Periodic Reporting for period 1 - ADMIRE (Adaptive multi-tier intelligent data manager for Exascale)
Période du rapport: 2021-04-01 au 2022-09-30
The main objective of the ADMIRE project is the creation of an active I/O stack that dynamically adjusts computation and storage requirements through intelligent global coordination, elasticity of computation and I/O, and the scheduling of storage resources along all levels of the storage hierarchy, while offering quality-of-service (QoS), energy efficiency, and resilience for accessing extremely large data sets in very heterogeneous computing and storage environments.
The specific scientific-technical objectives of ADMIRE are:
Objective 1: Enable the efficient use of new storage tiers by subjecting storage to HPC scheduling decisions and establishing a distributed control that, based on global monitoring, can dynamically adapt storage allocations to changing application demands.
Objective 2: Increase application throughput of HPC systems by leveraging the performance advantage of fast, node-local storage tiers through novel, European ad-hoc storage systems, and in-transit/in-situ processing facilities.
Objective 3: Balance computation and data transfers by providing elastic mechanisms to dynamically adjust the ratio between the allocations of compute and storage resources.
Objective 4: Reduce I/O interference via globally coordinated minimization of data transfers between storage tiers, while conveying and enforcing end-to-end QoS needs.
Objective 5: Provide tools to co-design applications and storage systems with the goal of minimizing data movement, targeting different HPC architectures.
Objective 6: Increase power-efficiency in data management operations by reducing data movement and adopting low-power storage and CPU technologies.
An integrated and operational prototype will be validated and demonstrated with several with real-world data-intensive applications from various domains, including climate/weather, life sciences, physics, remote sensing, and deep learning. The consortium comprises leading European companies, research organizations and universities, bringing together several PRACE members and Centres of Excellence for HPC applications.
At the scientific level, for Period 1, we have been working to implement application tailored ad-hoc storage systems used (Gekko, DataClay, EXPAND and Hercules) making use of new storage tiers, working on developing a common API for Ad-hoc storage systems.
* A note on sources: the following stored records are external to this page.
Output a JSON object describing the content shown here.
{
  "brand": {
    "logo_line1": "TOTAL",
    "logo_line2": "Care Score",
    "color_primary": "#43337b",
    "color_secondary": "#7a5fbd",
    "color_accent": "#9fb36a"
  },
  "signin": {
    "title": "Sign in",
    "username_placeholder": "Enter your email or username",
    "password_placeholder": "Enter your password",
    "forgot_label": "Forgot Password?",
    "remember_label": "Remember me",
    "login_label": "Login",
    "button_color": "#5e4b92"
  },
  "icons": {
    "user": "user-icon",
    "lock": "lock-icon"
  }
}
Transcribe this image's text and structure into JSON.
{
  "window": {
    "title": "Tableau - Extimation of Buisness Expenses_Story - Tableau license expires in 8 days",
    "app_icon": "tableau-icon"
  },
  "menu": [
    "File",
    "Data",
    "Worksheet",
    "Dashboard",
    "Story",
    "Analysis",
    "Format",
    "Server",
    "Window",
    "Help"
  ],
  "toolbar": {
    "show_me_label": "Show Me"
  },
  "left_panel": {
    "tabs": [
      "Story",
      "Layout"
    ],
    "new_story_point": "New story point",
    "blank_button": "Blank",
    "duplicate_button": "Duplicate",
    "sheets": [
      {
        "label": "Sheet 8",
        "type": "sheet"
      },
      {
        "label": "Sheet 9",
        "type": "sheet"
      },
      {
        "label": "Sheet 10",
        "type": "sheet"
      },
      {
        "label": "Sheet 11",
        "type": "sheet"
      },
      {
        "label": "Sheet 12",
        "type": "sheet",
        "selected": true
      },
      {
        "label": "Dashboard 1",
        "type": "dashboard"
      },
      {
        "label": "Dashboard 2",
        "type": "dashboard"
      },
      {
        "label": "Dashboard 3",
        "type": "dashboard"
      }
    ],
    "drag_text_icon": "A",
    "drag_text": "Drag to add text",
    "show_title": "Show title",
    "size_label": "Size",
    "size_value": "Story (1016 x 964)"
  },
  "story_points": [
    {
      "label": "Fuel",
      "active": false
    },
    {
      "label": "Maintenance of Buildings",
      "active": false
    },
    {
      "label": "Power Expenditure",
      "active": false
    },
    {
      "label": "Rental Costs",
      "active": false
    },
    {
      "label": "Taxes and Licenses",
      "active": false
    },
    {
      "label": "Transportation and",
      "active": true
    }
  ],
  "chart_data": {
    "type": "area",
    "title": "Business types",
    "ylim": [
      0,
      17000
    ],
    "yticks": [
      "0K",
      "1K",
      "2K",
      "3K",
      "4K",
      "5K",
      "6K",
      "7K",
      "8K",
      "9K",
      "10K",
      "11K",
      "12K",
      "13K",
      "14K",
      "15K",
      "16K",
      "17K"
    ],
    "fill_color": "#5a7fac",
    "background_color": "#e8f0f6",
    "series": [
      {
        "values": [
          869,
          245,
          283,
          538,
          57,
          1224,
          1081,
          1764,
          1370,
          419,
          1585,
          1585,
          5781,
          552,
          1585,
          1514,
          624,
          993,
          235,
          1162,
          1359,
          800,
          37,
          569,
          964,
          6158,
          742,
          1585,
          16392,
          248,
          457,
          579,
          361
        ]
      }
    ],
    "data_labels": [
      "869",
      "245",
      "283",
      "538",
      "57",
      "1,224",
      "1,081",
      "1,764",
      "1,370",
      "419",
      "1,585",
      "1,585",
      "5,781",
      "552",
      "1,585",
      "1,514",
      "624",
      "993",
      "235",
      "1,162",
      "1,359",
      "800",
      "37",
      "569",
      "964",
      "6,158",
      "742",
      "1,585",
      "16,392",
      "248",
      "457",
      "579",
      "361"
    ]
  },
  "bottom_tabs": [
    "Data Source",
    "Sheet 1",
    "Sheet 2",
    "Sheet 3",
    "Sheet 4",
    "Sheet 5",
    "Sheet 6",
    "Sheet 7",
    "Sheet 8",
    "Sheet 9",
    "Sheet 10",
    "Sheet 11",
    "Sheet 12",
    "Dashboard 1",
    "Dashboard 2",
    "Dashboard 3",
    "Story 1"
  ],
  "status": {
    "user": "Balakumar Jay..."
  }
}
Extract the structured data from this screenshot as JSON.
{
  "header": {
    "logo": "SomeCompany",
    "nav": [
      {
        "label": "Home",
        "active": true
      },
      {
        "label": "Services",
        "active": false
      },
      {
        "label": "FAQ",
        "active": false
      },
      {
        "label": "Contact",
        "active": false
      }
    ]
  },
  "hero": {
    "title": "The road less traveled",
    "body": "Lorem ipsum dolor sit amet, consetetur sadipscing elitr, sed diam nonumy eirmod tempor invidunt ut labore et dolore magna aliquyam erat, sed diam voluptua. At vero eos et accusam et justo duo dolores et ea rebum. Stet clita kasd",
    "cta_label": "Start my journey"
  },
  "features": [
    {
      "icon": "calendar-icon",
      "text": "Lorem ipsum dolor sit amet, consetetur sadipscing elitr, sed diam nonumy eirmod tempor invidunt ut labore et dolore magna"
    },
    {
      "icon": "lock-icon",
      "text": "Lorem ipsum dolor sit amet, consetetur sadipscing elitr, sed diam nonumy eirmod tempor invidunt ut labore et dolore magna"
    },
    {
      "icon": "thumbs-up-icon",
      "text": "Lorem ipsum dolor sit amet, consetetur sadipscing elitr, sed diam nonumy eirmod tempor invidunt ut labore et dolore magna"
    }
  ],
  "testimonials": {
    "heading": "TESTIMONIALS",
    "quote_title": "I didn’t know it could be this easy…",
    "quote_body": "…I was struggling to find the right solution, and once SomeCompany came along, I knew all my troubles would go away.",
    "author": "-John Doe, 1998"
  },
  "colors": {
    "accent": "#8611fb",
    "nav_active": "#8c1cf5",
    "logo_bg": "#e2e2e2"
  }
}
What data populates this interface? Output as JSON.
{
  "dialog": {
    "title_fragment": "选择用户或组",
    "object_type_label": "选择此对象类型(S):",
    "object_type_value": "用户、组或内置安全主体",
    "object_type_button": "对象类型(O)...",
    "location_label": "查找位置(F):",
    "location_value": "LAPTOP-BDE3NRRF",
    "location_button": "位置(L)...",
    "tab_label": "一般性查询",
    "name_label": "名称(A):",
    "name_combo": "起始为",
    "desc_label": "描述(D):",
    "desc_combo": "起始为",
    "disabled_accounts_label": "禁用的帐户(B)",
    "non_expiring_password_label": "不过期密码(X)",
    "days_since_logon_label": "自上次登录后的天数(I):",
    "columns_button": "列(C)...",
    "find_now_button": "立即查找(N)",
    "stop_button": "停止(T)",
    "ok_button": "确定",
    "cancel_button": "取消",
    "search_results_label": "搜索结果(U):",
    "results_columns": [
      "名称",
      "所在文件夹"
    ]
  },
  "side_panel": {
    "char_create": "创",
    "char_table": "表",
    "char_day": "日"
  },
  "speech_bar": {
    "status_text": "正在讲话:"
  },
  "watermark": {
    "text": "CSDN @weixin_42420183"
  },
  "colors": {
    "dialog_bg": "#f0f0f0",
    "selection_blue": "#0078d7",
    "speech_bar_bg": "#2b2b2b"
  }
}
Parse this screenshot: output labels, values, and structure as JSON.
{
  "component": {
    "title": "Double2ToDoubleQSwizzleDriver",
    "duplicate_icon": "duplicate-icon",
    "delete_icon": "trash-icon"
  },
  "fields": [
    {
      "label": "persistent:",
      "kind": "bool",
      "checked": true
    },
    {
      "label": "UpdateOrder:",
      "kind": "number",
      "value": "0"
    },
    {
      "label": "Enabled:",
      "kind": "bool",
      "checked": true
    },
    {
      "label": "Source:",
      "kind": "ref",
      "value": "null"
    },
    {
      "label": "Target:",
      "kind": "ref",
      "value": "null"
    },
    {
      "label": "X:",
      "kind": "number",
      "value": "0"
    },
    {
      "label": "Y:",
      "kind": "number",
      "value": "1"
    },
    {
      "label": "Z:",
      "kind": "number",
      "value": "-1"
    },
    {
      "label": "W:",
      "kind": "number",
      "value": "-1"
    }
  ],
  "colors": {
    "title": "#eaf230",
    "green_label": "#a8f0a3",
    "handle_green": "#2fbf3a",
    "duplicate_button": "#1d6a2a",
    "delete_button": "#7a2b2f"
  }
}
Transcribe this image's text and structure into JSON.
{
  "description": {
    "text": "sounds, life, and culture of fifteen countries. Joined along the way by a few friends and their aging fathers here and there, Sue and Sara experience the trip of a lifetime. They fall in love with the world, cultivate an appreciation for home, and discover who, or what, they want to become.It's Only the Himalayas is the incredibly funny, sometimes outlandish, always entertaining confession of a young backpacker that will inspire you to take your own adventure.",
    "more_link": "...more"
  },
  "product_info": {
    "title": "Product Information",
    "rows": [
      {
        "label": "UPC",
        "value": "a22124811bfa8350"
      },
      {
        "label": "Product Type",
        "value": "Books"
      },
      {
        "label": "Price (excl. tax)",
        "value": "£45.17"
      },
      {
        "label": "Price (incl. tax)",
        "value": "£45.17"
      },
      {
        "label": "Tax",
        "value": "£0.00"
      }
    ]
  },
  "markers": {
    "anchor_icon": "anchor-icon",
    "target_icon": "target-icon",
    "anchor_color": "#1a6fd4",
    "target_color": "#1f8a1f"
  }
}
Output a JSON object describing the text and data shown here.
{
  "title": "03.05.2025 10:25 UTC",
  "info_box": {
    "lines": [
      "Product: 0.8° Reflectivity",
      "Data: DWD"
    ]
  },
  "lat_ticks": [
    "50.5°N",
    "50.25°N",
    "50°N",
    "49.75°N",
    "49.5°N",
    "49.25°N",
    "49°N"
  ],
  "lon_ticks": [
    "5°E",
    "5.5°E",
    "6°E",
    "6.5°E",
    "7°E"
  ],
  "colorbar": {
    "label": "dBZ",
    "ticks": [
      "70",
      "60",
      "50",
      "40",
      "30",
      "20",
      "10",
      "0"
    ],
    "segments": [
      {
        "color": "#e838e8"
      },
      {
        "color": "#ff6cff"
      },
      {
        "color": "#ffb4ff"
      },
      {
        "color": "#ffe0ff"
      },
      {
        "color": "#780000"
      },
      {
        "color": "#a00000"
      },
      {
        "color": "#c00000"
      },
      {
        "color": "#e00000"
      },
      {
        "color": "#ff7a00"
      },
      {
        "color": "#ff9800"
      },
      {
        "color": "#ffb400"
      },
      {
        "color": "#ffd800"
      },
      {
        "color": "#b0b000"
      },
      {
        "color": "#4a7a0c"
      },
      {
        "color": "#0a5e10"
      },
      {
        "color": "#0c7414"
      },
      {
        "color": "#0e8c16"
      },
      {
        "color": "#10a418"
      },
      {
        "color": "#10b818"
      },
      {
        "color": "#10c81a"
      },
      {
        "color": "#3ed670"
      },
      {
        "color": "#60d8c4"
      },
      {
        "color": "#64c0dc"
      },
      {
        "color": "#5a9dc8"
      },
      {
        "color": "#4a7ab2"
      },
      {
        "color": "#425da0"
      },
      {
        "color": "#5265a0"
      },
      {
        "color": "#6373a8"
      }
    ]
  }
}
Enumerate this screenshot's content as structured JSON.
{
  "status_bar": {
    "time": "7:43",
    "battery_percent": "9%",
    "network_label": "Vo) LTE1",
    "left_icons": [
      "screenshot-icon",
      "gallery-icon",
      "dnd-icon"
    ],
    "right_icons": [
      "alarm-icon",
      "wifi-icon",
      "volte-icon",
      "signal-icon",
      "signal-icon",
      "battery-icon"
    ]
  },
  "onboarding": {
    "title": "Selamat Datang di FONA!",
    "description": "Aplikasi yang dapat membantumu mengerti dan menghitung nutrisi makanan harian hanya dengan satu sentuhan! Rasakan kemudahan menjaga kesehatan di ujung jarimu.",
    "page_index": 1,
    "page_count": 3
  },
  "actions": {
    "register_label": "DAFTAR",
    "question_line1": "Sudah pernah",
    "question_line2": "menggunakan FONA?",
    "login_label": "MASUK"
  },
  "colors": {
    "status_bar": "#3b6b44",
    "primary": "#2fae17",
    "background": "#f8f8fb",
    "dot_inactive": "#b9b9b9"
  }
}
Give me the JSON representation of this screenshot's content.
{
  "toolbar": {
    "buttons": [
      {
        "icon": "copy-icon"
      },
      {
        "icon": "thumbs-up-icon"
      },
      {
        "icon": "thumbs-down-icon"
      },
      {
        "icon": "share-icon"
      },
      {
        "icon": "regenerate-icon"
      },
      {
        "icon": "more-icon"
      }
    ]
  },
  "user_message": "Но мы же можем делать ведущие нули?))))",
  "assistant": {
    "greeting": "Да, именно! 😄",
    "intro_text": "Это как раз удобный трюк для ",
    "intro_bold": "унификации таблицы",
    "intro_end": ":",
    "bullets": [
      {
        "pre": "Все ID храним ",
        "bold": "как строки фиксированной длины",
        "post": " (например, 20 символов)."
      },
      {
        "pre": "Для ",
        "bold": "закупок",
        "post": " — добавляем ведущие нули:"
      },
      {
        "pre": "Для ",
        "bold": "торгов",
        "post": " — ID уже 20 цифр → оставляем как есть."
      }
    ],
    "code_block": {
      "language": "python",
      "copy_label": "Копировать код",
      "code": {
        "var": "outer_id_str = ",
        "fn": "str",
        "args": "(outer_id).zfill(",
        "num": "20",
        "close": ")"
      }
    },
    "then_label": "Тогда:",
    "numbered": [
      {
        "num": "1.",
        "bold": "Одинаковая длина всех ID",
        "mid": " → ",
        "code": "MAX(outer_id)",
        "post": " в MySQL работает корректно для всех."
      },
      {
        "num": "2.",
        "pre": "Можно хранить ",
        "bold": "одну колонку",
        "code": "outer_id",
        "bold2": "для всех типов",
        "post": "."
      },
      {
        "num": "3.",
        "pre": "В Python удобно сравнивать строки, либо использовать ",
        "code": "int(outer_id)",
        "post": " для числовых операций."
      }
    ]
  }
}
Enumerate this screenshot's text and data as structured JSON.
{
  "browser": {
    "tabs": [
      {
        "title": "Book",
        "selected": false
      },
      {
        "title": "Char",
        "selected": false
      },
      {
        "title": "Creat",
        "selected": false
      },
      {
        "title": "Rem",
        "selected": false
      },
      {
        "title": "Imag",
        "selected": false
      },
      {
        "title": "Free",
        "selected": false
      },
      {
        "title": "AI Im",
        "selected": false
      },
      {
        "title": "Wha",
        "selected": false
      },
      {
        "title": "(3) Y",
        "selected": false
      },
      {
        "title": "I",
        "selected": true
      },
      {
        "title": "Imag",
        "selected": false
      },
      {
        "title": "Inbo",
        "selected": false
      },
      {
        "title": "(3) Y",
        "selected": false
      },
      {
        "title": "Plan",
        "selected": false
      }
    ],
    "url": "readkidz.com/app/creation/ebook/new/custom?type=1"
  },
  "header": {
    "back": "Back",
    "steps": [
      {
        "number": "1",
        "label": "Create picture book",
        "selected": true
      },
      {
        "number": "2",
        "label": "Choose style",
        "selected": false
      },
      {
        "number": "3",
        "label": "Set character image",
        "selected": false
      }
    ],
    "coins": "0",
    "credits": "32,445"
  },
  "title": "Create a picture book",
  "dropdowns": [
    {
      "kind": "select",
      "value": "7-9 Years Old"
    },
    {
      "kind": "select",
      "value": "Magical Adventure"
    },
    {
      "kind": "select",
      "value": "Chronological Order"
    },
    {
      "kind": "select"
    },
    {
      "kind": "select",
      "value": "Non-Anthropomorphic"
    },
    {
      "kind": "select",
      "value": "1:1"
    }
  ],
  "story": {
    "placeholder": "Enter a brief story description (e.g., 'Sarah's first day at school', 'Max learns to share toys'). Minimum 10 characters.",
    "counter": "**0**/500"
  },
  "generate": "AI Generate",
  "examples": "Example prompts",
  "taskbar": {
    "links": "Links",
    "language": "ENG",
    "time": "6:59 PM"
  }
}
We have also designed and developed base mechanisms for I/O and computing resources malleability and made research on I/O scheduling algorithms to maximize throughput of the system and the response times of individual applications.
We have developed the monitoring layer to collect real-time information from the use cases to follow computing and I/O needs of the applications. It has been designed attempting to accommodate all constraints in a constructive trade-off to provide as much information as possible while remaining lean and re-configurable to constantly adapt our measurement. An open data set is published on ZENODO.
All the former components are orchestrated by an Intelligent Controller. The design includes control and data plane architectural blocks for orchestrating all system components, and the API of the IC with the components of the ADMIRE architectural framework and external connectors.
Finally, along Period 1 we have made the application case studies requirements collection using the monitoring facilities provided to drive the co-design activities of the ADMIRE technologies.
ADMIRE will provide contributions described below:
• Ad-hoc storage systems developed in ADMIRE providing three main distinctive contributions: malleability; end-to-end QoS guarantees; and control points inside the ad-hoc storage system enables the implementation of novel global optimizations by the intelligent controller.
• Active scheduling of I/O resources alongside compute resources, extending the notion of malleability to I/O at the global level , provided by a malleable runtime connected to the system job scheduler.
• Support for end-to-end QoS guarantees for the whole storage I/O stack, supporting in-situ/in-transit computation in the I/O stack.
• An intelligent controller collecting cross-layer information from system, applications, and users to optimize the throughput of the system and the performance on the applications.
The key contributions of ADMIRE with a significant innovation potential are:
• A Software Defined Storage solution for the whole storage hierarchy of an HPC system.
• New services for decentralized distributed control and monitoring to facilitate global system optimization using AI techniques.
• Multi-criteria job scheduling techniques covering emerging optimization dimensions such as I/O, data locality, and malleability of both computation and I/O.
• Ad-hoc file systems integrated with resource managers for improving the balance between computation, I/O, storage performance and energy consumption.